Definitions
Manifest <octue.resources.manifest.Manifest>
A set of related cloud and/or local
datasets <dataset>
, metadata, and helper methods. Typically produced by or needed for processing by an Octue service.
Tip
Use a manifest to send datasets <dataset>
to an Octue service as a question (for processing) - the service will send an output manifest back with its answer if the answer includes output datasets.
Make a clear grouping of datasets needed for a particular analysis.
from octue.resources import Manifest
manifest = Manifest(
datasets={
"my_dataset_0": "gs://my-bucket/my_dataset_0",
"my_dataset_1": "gs://my-bucket/my_dataset_1",
"my_dataset_2": "gs://another-bucket/my_dataset_2",
}
)
Get an Octue service to analyse data for you as part of a larger analysis.
from octue.resources import Child
child = Child(
name="wind_speed",
id="4acbf2aa-54ce-4bae-b473-a062e21b3d57",
backend={"name": "GCPPubSubBackend", "project_name": "my-project"},
)
answer = child.ask(input_manifest=manifest)
See here <asking_questions>
for more information.
Get output datasets from an Octue service from the cloud when you're ready.
answer["output_manifest"]["an_output_dataset"].files
>>> <FilterSet({<Datafile('my_file.csv')>, <Datafile('another_file.csv')>})>
Hint
Datasets in an output manifest are stored in the cloud. You’ll need to keep a reference to where they are to access them - the output manifest is this reference. You’ll need to use it straight away or save it to make use of it.
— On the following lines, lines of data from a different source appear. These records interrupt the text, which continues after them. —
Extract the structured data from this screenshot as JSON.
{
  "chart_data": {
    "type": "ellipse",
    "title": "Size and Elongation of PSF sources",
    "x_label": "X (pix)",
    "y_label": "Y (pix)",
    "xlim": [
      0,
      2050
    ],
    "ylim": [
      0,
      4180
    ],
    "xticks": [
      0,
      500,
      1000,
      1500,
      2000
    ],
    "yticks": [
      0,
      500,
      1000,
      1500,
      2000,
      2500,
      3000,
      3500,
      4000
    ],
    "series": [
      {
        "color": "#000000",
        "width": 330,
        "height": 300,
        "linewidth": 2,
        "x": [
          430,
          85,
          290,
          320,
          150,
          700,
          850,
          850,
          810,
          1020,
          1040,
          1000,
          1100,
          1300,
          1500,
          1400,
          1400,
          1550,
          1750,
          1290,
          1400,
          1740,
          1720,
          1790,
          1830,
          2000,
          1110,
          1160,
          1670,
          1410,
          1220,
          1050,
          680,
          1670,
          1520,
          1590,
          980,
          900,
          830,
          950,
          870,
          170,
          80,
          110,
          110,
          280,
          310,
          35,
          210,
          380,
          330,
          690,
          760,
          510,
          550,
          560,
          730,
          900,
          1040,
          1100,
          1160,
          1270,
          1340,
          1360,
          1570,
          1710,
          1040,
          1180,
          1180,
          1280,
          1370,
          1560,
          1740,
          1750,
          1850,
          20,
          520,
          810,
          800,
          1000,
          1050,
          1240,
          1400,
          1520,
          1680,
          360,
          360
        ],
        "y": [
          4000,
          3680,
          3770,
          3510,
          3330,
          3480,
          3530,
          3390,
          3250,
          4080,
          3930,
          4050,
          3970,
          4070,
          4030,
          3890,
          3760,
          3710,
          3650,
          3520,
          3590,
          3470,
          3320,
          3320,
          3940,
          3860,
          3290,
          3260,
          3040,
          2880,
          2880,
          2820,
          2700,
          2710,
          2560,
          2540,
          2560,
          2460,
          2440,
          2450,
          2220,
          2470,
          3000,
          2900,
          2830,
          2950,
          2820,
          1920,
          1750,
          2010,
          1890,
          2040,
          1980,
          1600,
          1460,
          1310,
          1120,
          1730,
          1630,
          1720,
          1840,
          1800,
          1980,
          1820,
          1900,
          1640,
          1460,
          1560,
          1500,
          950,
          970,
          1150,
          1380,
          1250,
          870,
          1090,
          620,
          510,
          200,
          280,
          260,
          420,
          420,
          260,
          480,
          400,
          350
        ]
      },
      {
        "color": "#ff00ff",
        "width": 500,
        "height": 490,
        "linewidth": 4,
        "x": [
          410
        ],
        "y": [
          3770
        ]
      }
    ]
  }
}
You can include local datasets in your manifest if you can guarantee all services that need them can access them. A use case for this is, for example, a supercomputer cluster running several octue
services locally that process and transfer large amounts of data. It is much faster to store and access the required datasets locally than upload them to the cloud and then download them again for each service (as would happen with cloud datasets).
Warning
If you want to ask a child a question that includes a manifest containing one or more local datasets, you must include the allow_local_files <octue.resources.child.Child.ask>
parameter. For example, if you have an analysis object with a child called "wind_speed":
input_manifest = Manifest(
datasets={
"my_dataset_0": "gs://my-bucket/my_dataset_0",
"my_dataset_1": "local/path/to/my_dataset_1",
}
)
analysis.children["wind_speed"].ask(
input_values=analysis.input_values,
input_manifest=analysis.input_manifest,
allow_local_files=True,
)